On endgames and rethinking curricula in high school

On a drive up to a meeting in Chicago recently the bunch in the car were comparing their high schools in terms of the size of the graduating class. One person was from a Chicago burb and had something like 400 students. Another was from a remote town in Nebraska and had 38. I had almost 1200 at Cardozo H.S. in Bayside Queens, NY. There were so many students the school was on split session.

In 10th grade I was on the late session which started at 11:40 AM and went till 5:40 PM. I got to sleep in every morning and watch the Tonight Show every night (and on the East Coast that started at 11:30 PM). Probably my most intense year academically was 11th grade where I took both AP Chemistry and the required Physics and two math classes; Algebra and Analytic Geometry was the required course while Math Team Workshop was kind of an odd course that supposedly helped us learn math problem solving.

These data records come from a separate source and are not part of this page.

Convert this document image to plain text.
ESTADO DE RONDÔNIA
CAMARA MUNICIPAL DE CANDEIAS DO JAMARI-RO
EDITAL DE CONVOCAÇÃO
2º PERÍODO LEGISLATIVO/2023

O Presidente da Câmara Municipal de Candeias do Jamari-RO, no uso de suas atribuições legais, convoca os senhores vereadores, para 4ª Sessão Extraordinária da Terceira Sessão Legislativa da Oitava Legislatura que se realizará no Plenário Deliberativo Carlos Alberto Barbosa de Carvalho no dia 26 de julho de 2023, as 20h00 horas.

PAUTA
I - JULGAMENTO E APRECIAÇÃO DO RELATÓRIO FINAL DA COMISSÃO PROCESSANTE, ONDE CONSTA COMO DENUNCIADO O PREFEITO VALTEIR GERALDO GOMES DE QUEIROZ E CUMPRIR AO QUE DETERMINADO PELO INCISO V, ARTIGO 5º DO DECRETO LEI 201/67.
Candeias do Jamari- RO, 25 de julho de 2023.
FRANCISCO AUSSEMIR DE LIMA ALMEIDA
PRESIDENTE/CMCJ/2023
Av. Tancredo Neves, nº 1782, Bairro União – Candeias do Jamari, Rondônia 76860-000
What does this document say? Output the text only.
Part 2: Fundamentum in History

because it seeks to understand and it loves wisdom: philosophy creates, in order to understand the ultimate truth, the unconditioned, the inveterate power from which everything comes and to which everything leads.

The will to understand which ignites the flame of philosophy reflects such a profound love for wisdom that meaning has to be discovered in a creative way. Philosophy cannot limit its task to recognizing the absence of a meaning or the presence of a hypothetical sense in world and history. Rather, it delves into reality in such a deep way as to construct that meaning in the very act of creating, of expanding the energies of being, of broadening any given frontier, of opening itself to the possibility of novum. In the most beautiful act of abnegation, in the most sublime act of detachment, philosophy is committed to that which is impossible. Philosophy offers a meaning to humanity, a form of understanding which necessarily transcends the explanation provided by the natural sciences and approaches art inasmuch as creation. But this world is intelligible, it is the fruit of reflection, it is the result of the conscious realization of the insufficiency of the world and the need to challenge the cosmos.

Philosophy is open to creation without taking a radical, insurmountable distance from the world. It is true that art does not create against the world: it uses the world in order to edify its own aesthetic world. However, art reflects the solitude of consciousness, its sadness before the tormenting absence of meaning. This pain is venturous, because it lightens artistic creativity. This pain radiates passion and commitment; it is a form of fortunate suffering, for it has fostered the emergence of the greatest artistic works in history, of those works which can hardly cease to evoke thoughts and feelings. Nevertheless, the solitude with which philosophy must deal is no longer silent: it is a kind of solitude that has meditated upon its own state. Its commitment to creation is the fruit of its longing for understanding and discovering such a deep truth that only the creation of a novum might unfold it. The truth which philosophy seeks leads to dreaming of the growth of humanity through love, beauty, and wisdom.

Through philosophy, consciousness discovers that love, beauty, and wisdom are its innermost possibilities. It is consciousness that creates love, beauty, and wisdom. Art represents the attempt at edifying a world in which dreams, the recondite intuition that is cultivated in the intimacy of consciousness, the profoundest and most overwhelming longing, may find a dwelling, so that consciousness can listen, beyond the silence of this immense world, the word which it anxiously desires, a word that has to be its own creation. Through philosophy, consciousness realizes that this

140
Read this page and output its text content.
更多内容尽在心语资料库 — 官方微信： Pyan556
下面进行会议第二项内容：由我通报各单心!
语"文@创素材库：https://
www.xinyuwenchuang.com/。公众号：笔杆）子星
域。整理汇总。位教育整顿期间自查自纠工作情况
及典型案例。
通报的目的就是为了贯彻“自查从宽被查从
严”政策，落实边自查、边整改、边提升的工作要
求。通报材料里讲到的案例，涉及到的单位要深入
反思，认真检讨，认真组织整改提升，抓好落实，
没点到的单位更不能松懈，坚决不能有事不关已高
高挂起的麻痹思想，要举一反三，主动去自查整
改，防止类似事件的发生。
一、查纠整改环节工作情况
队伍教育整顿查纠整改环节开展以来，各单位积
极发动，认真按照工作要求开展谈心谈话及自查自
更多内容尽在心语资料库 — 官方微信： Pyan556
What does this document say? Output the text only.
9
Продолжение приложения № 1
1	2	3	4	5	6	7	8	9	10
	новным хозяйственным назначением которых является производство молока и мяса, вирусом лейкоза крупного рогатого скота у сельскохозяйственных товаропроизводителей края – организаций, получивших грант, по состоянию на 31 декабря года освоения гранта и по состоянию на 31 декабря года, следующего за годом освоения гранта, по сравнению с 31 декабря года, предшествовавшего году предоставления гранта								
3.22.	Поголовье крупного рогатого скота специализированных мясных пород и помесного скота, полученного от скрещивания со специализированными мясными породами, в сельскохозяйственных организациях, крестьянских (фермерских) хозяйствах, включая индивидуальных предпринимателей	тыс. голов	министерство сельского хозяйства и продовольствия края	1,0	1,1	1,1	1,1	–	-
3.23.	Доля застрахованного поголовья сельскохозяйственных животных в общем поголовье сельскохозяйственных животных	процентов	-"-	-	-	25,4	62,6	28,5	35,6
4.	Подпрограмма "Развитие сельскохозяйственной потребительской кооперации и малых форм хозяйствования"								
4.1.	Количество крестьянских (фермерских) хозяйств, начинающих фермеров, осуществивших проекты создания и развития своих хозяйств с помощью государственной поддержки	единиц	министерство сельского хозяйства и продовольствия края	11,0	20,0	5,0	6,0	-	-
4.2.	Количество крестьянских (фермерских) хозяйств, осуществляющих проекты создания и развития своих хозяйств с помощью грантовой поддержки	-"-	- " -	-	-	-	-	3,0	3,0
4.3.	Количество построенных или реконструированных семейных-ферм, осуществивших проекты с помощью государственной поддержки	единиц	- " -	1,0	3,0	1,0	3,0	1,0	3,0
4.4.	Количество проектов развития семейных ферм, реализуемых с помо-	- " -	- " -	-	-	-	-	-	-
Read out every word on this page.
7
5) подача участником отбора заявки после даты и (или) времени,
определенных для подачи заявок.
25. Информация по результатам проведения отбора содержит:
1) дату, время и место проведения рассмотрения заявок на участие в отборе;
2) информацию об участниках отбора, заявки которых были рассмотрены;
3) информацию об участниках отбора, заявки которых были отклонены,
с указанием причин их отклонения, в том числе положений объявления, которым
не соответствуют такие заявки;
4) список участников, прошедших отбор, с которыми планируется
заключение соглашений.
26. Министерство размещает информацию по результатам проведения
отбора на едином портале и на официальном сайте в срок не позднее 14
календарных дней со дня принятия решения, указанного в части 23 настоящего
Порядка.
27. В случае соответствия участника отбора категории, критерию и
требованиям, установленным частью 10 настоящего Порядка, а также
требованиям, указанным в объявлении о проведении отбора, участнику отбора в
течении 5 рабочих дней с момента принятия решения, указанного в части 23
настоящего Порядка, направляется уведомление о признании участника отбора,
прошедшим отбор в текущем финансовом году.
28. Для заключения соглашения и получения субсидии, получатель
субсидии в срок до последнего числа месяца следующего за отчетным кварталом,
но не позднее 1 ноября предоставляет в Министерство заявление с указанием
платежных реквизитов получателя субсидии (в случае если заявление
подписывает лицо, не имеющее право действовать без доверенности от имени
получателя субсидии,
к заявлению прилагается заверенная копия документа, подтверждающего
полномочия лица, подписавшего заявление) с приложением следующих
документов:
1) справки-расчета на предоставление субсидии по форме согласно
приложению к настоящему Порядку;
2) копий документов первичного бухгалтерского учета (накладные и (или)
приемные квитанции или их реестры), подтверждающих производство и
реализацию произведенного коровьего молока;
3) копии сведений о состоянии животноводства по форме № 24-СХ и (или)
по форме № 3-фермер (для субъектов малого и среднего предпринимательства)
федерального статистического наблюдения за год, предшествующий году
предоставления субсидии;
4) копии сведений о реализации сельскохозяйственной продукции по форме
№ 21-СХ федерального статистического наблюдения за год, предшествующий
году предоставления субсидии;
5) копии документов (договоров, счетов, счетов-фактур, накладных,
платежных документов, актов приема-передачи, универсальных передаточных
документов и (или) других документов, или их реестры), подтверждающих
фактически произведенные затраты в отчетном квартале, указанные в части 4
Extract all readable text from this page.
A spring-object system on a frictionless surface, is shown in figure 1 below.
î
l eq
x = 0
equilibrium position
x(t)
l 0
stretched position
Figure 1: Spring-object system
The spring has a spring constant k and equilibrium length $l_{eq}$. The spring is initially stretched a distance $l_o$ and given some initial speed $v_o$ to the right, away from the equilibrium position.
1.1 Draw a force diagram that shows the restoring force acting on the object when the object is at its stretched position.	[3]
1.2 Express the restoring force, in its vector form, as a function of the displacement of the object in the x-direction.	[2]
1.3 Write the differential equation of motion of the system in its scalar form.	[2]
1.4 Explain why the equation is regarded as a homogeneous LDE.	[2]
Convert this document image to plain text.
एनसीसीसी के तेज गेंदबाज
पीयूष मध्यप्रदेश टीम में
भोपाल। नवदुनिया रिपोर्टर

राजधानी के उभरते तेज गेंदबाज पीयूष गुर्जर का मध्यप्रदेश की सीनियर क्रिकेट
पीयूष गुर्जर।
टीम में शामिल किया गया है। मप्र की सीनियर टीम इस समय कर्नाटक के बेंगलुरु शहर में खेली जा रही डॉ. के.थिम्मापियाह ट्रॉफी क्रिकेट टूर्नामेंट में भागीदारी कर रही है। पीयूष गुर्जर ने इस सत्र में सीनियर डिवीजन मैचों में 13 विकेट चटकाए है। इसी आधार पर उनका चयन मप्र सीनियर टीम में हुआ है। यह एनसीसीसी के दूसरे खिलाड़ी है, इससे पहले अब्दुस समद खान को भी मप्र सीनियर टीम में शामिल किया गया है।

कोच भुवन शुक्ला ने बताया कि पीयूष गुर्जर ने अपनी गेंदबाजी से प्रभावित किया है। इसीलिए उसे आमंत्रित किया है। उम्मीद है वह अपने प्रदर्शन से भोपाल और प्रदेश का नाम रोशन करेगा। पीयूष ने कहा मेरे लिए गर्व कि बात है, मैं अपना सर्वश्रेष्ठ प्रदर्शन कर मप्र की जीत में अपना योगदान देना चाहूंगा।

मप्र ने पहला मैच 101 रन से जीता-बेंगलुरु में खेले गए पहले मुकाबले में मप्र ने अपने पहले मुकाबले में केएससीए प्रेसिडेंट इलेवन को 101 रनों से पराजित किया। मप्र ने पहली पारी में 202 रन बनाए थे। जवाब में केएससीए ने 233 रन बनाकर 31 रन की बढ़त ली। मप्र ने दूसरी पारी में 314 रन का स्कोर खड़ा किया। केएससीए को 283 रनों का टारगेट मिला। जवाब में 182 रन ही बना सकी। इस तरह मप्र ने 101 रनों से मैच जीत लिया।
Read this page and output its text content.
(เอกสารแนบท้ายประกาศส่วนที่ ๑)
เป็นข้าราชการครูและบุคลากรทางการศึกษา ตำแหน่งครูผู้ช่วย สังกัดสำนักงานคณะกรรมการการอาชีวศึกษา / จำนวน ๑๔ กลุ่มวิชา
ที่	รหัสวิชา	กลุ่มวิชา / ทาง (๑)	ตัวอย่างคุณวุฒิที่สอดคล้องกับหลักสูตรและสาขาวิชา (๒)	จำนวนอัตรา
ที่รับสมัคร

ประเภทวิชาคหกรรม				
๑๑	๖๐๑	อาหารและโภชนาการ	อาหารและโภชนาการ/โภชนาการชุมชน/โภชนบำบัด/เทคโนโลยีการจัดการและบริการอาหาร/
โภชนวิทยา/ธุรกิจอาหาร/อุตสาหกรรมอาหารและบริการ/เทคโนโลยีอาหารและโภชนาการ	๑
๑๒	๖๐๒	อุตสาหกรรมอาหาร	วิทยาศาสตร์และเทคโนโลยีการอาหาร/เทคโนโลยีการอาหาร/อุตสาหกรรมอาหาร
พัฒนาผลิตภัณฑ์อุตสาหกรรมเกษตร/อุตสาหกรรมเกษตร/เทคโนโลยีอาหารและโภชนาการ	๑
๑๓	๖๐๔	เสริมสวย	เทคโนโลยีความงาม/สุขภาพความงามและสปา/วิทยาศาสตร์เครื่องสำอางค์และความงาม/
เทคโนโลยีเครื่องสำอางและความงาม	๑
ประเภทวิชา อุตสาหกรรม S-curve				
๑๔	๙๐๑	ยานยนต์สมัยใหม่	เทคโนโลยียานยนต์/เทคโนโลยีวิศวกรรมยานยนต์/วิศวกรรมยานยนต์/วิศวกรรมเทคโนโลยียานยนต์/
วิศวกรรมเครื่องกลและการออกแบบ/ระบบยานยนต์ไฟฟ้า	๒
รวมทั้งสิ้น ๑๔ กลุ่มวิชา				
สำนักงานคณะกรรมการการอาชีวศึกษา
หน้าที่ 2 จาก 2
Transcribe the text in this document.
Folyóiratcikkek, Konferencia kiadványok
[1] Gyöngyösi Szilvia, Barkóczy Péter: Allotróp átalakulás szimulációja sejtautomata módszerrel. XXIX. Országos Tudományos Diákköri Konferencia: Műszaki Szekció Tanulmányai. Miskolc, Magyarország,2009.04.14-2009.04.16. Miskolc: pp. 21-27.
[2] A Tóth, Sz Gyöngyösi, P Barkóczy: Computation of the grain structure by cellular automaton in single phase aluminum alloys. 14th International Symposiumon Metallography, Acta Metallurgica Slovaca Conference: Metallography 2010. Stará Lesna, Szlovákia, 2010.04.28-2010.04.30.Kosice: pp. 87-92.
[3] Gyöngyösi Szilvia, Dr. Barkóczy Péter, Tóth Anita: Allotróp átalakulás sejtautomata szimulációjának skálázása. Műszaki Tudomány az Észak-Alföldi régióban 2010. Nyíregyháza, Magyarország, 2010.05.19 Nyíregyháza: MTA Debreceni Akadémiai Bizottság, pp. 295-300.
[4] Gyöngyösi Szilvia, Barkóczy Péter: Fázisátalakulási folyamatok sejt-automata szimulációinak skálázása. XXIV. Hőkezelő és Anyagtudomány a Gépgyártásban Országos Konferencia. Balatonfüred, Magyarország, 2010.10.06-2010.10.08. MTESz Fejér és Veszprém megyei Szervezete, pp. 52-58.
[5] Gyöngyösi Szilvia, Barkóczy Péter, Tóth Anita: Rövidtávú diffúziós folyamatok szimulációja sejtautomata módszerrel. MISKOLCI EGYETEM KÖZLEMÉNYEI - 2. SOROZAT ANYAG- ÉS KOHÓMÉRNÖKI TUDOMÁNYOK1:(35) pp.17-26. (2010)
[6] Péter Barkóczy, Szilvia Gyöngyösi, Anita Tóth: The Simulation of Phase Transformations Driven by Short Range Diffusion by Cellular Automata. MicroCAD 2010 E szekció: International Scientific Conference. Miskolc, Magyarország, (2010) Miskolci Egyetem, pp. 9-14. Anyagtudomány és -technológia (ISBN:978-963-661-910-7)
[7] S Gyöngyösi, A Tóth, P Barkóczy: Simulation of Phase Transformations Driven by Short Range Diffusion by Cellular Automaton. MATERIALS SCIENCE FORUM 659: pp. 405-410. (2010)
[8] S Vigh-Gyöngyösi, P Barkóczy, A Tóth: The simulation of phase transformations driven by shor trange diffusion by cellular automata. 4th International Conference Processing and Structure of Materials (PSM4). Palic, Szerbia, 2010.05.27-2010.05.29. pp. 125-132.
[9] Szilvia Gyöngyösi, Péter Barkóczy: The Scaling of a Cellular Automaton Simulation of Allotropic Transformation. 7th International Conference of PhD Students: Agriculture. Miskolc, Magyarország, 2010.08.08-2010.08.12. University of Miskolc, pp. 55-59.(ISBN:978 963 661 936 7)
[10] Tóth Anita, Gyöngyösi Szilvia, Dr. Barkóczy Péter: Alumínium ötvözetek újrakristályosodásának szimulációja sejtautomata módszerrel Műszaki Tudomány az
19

There was a lot of tracking in the school (and some curricular that I believe subsequently were deemed racist and hence dropped). All my courses were either Honors or even Extra Honors, in Math. The only courses I can recall that were not tracked were Gym, Music, and Economics (go figure that last one). All things considered, that worked out quite well. In the main the "honors" meant enrichment and for bright kids enrichment is a good thing. Even my AP Chem course fit that bill.

This was the third class I took from Mr. Kramer (first Earth Science, then regular Chem) another of those really good teachers. He got me to do an experiment to measure dust pollution, that was one of the few real lab (in this case on the roof of my house) exercises I ever did, with real measurements and longitudinal record keeping. I also recall him taking us downtown (to Hunter College or City College, I'm not sure which) to see that apparatus and learn how real chemists do it. One afternoon in lab he gassed us when a reaction with hydrochloric acid somehow leaked out of the hood. At the time I think I knew a lot of Chemistry. The book was by Sienko and Plane (a classic) and as an 11th grader in with mostly 12th graders I was feeling my oats.

The next year was a let down, mostly. I remember the kids not taking classes very seriously and the teachers letting them get away with it. I wish I could say I was above that, but I wasn't (though I was one of the few kids in the Calculus class who actually sat for the AP exam.) Now it is true that kids get all wrapped up in the college admissions process so that senioritis in some form is probably inevitable. But why be so intense about learning in 11th grade and then so blase about it in 12th grade. Does that make sense?

The current solution to the problem is the AP course. There are seemingly zillions of these. When I taught the Campus Honors course a year ago, one of the kids told me had more than 50 hours of credit in AP courses. He had Junior standing though he was but a second semester first year student. In some cases these AP courses appeal to a certain logic: (a) the "equivalent" course taught in college is typically very high enrollment and often has graduate student instructors, so getting out of it makes sense and allows the student to take more advanced courses with fewer students in the class and taught by a regular faculty member. This is all true as far as it goes, but it is strategic gobbledygook and not fundamentally about the student's learning. Many of the students in the CHP class were less than impressed by the AP courses they had taken.

If the effect of our college requirements are to get the best and the brightest to get out of them by taking them in high school....... You don't need to be a genius to complete that syllogism. And if younger but very bright kids are better off getting enrichment in their education rather than racing through what are otherwise mediocre if more advanced courses, why not offer them just that?

The race might go to the swiftest, but learning is for a lifetime. When we're in the prime learning years, let's stop and smell the roses, or gas out a lab aimed at teaching kids real science.